Não é o propósito deste artigo explorar os contornos desse novo mundo que se apresenta. Conhecemos bem a dinâmica ameaçadora. Muitas vezes, a tecnologia simplesmente suprime certos postos de trabalho. Menos mal quando o Estado (sic) ou o empregador se preocupam não em preservar funções obsoletas, mas sim com o trabalhador, dando-lhe condições de requalificação. Outras vezes, a tecnologia propicia a geração de mais postos, menos mecânicos e mais bem remunerados. Mas nesse ponto, é desafio para a sociedade encontrar fórmulas que estimulem a competitividade e induzam o aperfeiçoamento. É evidente que nada disso é de resolução simples. O que é compreensível, embora grave, é que os políticos acenem com oportunidades mirabolantes para quem se viu do dia para a noite no limbo. No mais das vezes, o fazem por pura ignorância da complexidade dessa dinâmica. Outras tantas, porque é um discurso que vinga, que dá votos, e que confere uma aura de sacralidade à exclusão, como se ela decorresse do capricho de uma elite egoísta que conspirou para privar milhões de famílias de seu ganha-pão, enxugando a folha de pagamento.
A crise de autoestima e a perda de identidade se tornaram endêmicas.
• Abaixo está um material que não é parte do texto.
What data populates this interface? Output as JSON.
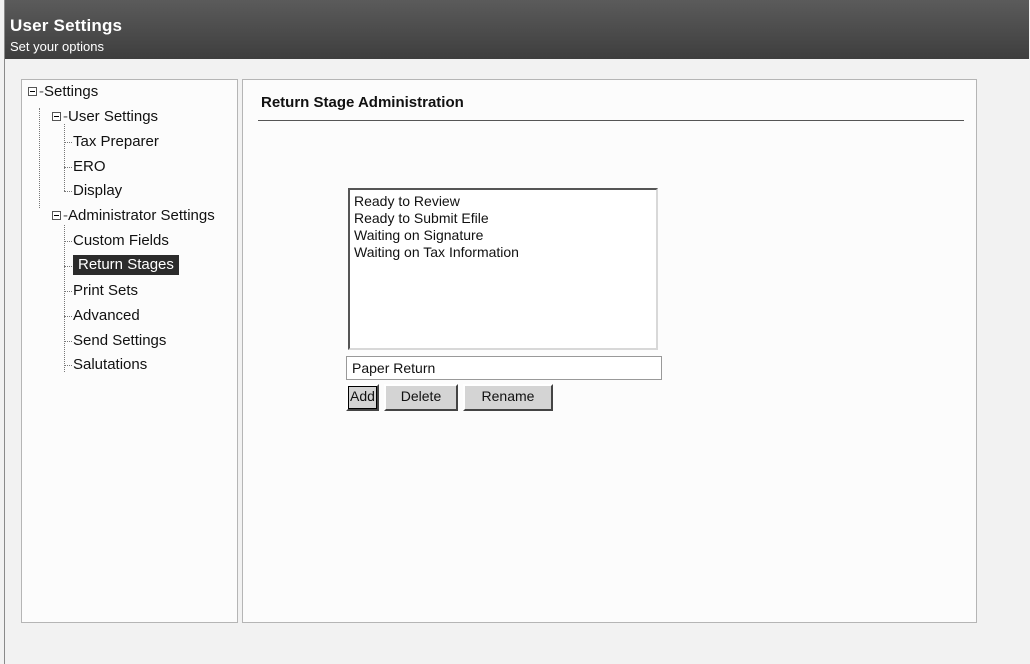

E assim ganharam corpo os discursos de redenção fácil, na base da bravata. A tentação dos enunciados simplórios, tisnados pelo patriotismo bufão, como o de Trump, não resistirá à força dos fatos. O mesmo vale para as bandeiras sindicalistas que tentam eternizar práticas espertalhonas. Todos perdemos papel relativo, todos ficamos menores, mas sou daqueles que ainda acham que, vencidos os desafios de inserção nos próximos 30 anos, o mundo viverá uma grande era. O mais provável, contudo, é que nesse ínterim possamos ter mais uma grande guerra mundial com enormes desgastes localizados e alguns tantos traumas duradouros. Oxalá não cheguemos a tanto. E assim, vamos vivendo nossa descartabilidade com dignidade e, sempre que for possível, empenhados em descobrir os nichos em que façamos a diferença. Nem que seja no aconchego do lar, se é que ele resistiu aos solavancos da modernidade numérica, entrincheirada na Califórnia. Lá, o futuro já está escrito. Mas a mão do destino uma hora pode lhes escapar do controle.
Essa dama caprichosa atende pelo nome de História.